PYTHONIOENCODING is set to utf-8 and the terminal code page is set to 65001 (utf-8).

What precise version of Windows are you running? Apparently some things were fixed in Windows 10 October 2018 Update (build 1809).

How did you set the terminal code page? chcp 65001? Did you set LC_CTYPE=en_US.utf-8? What is the output of python -c "import sys; print(sys.stdout.encoding)"?

What precise version of Windows are you running? Apparently some things were fixed in Windows 10 October 2018 Update (build 1809).

Windows 10 Pro version 1909 OS build 18363.900

How did you set the terminal code page?

chcp 65001

Did you set LC_CTYPE=en_US.utf-8?

No. I tested again after setting it and got the same result.

What is the output of python -c "import sys; print(sys.stdout.encoding)"?

utf-8 (before and after setting LC_CTYPE)

After indenting, the output includes:

How are you reading the output? Can you upload it?

For troubleshooting purposes, I am reading the output using more, but originally I came across the issue because I tried to run cat HC1_datos_2020.json | ocdskit compile > honduras_compiled_releases.json after following the steps in this section of the OCDS Kit Learning Lab to download, extract and indent the file. ocdskit compile reported an encoding error and suggested trying --encoding iso-8859-1.

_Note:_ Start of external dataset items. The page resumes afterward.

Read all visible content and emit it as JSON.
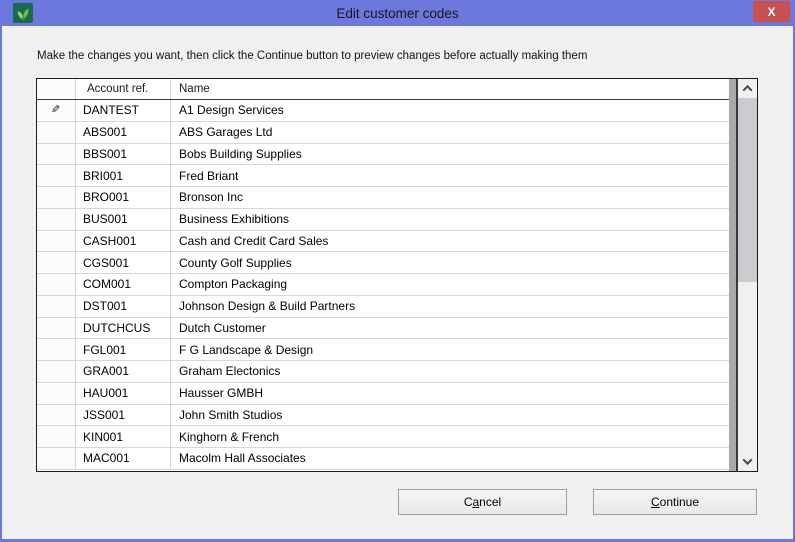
{
  "window": {
    "title": "Edit customer codes",
    "close_glyph": "X"
  },
  "instruction": "Make the changes you want, then click the Continue button to preview changes before actually making them",
  "table": {
    "columns": [
      "Account ref.",
      "Name"
    ],
    "edit_icon_glyph": "✎",
    "rows": [
      {
        "ref": "DANTEST",
        "name": "A1 Design Services",
        "editing": true
      },
      {
        "ref": "ABS001",
        "name": "ABS Garages Ltd"
      },
      {
        "ref": "BBS001",
        "name": "Bobs Building Supplies"
      },
      {
        "ref": "BRI001",
        "name": "Fred Briant"
      },
      {
        "ref": "BRO001",
        "name": "Bronson Inc"
      },
      {
        "ref": "BUS001",
        "name": "Business Exhibitions"
      },
      {
        "ref": "CASH001",
        "name": "Cash and Credit Card Sales"
      },
      {
        "ref": "CGS001",
        "name": "County Golf Supplies"
      },
      {
        "ref": "COM001",
        "name": "Compton Packaging"
      },
      {
        "ref": "DST001",
        "name": "Johnson Design & Build Partners"
      },
      {
        "ref": "DUTCHCUS",
        "name": "Dutch Customer"
      },
      {
        "ref": "FGL001",
        "name": "F G Landscape & Design"
      },
      {
        "ref": "GRA001",
        "name": "Graham Electonics"
      },
      {
        "ref": "HAU001",
        "name": "Hausser GMBH"
      },
      {
        "ref": "JSS001",
        "name": "John Smith Studios"
      },
      {
        "ref": "KIN001",
        "name": "Kinghorn & French"
      },
      {
        "ref": "MAC001",
        "name": "Macolm Hall Associates"
      }
    ]
  },
  "buttons": {
    "cancel": {
      "pre": "C",
      "accel": "a",
      "post": "ncel"
    },
    "continue": {
      "pre": "",
      "accel": "C",
      "post": "ontinue"
    }
  },
  "colors": {
    "titlebar": "#6d78dc",
    "close_red": "#c75050",
    "icon_bg_green": "#1b6a52",
    "icon_leaf_light": "#a6d65e",
    "icon_leaf_dark": "#6fbe44"
  }
}
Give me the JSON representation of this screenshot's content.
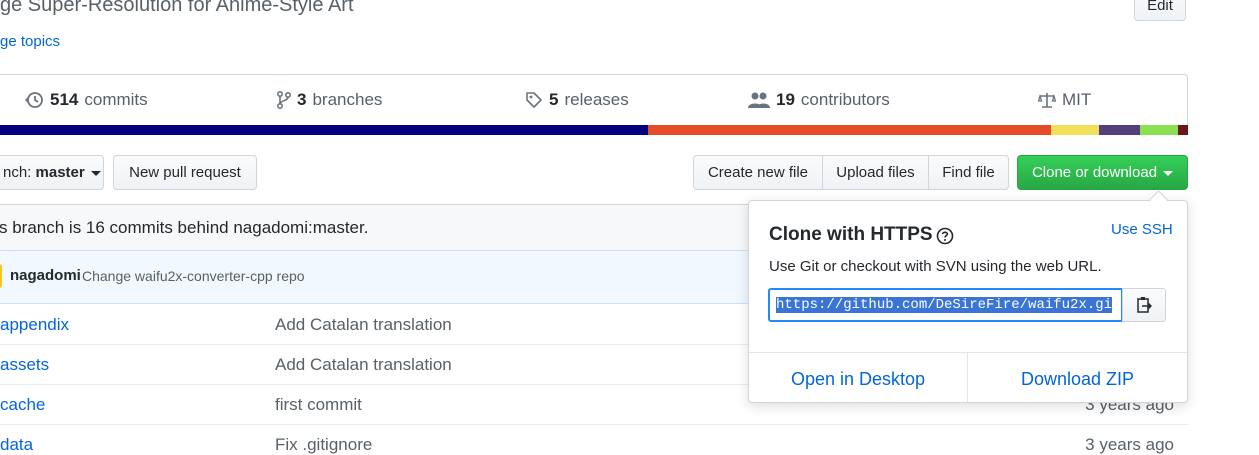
{
  "header": {
    "description": "ge Super-Resolution for Anime-Style Art",
    "topics_link": "ge topics",
    "edit_label": "Edit"
  },
  "summary": {
    "commits_count": "514",
    "commits_label": "commits",
    "branches_count": "3",
    "branches_label": "branches",
    "releases_count": "5",
    "releases_label": "releases",
    "contributors_count": "19",
    "contributors_label": "contributors",
    "license": "MIT"
  },
  "language_colors": [
    "#000080",
    "#e34c26",
    "#f1e05a",
    "#563d7c",
    "#89e051",
    "#701516"
  ],
  "toolbar": {
    "branch_prefix": "nch:",
    "branch_name": "master",
    "new_pr": "New pull request",
    "create_file": "Create new file",
    "upload_files": "Upload files",
    "find_file": "Find file",
    "clone_download": "Clone or download"
  },
  "branch_info": "s branch is 16 commits behind nagadomi:master.",
  "latest_commit": {
    "author": "nagadomi",
    "message": "Change waifu2x-converter-cpp repo"
  },
  "files": [
    {
      "name": "appendix",
      "message": "Add Catalan translation",
      "age": ""
    },
    {
      "name": "assets",
      "message": "Add Catalan translation",
      "age": ""
    },
    {
      "name": "cache",
      "message": "first commit",
      "age": "3 years ago"
    },
    {
      "name": "data",
      "message": "Fix .gitignore",
      "age": "3 years ago"
    }
  ],
  "clone_dropdown": {
    "title": "Clone with HTTPS",
    "use_ssh": "Use SSH",
    "hint": "Use Git or checkout with SVN using the web URL.",
    "url": "https://github.com/DeSireFire/waifu2x.gi",
    "open_desktop": "Open in Desktop",
    "download_zip": "Download ZIP"
  }
}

I've uploaded the file before indenting and after indenting.

Hmm, okay, I'll need to check how Windows determines the output encoding for the indent command. The behavior is a bit surprising.

@duncandewhurst Can you use ocdskit --ascii indent and re-upload the output? This will tell me if the issue is with the output encoding or with the internal representation.

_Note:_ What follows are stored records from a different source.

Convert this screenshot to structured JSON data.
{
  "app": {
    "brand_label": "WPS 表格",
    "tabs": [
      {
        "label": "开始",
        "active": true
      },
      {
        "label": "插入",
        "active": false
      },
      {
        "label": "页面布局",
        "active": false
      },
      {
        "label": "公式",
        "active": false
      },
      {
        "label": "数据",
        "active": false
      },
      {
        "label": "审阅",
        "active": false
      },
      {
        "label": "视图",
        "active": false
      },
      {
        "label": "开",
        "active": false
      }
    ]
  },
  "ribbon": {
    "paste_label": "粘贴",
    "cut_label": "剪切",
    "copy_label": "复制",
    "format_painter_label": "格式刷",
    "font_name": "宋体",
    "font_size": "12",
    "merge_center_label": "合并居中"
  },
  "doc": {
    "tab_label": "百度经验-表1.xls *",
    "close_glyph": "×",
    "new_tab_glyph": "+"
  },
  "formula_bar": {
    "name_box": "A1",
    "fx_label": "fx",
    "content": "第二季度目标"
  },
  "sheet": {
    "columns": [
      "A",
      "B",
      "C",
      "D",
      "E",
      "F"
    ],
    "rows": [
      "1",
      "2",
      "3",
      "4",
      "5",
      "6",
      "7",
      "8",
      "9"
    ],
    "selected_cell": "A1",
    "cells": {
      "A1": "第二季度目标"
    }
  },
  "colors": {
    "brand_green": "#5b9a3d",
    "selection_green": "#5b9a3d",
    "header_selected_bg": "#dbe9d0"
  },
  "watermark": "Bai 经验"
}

Thanks for continuing to troubleshoot! Let me know if a screen-share would be helpful:

https://drive.google.com/file/d/1C9sTWf-4cv6auXJu5M-10YIl3s4zrb83/view?usp=sharing

I notice the latest document is identical to an earlier one, which is because the indent command ignores the --ascii option 🙃 I'll fix that first.

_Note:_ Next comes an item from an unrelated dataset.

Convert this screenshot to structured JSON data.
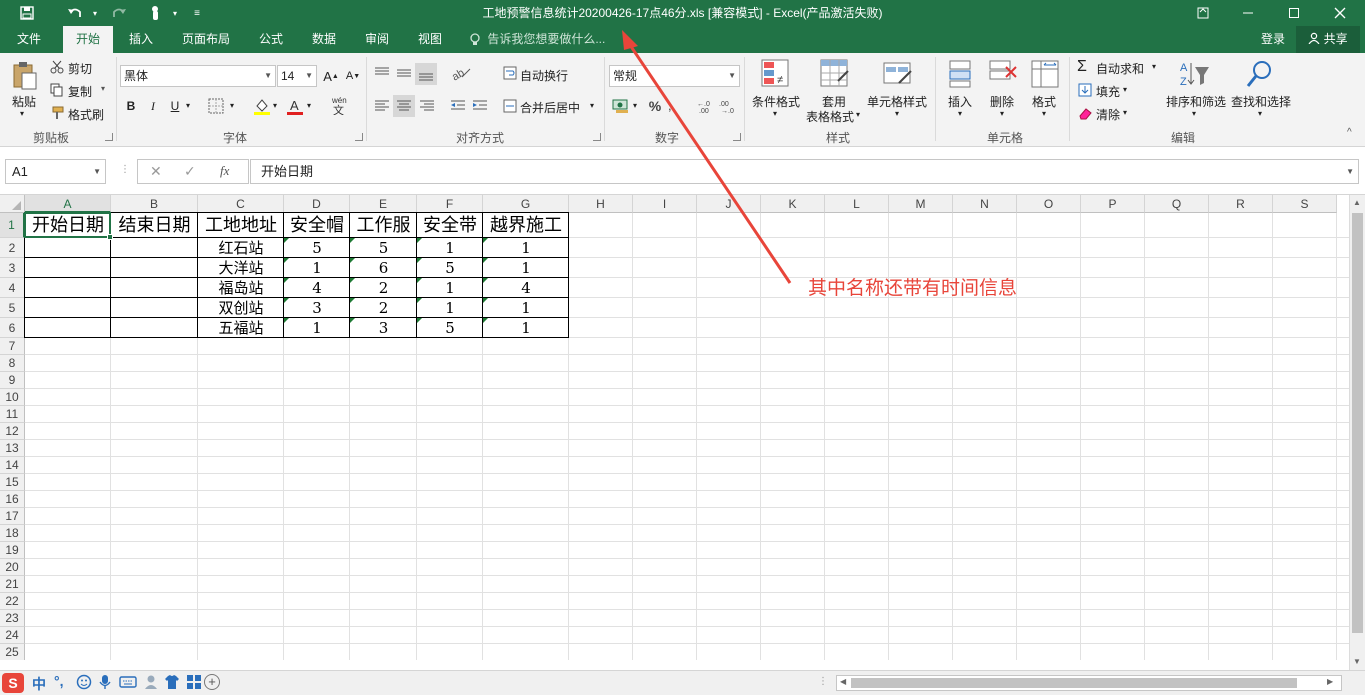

@duncandewhurst I've now fixed that on HEAD, if you can install from GitHub and run again.

Fascinating. The ASCII output correctly encodes the UTF-8 character (e.g. \u00f3 for ó). I guess that's thanks to Python, which does the encoding.

Anyway, looks like there's another magic environment variable to make Windows use UTF8 when reading/writing files like the rest of the world: PYTHONUTF8=1

https://dev.to/methane/python-use-utf-8-mode-on-windows-212i

Also, should have asked earlier, what version of Python is this? python --version

Anyway, looks like there's another magic environment variable to make Windows use UTF8 when reading/writing files like the rest of the world: PYTHONUTF8=1

Ah, that did the trick. I've added it to the learning lab instructions for Windows users.

Python version is 3.8.4

I've added that instruction to the docs. Closing.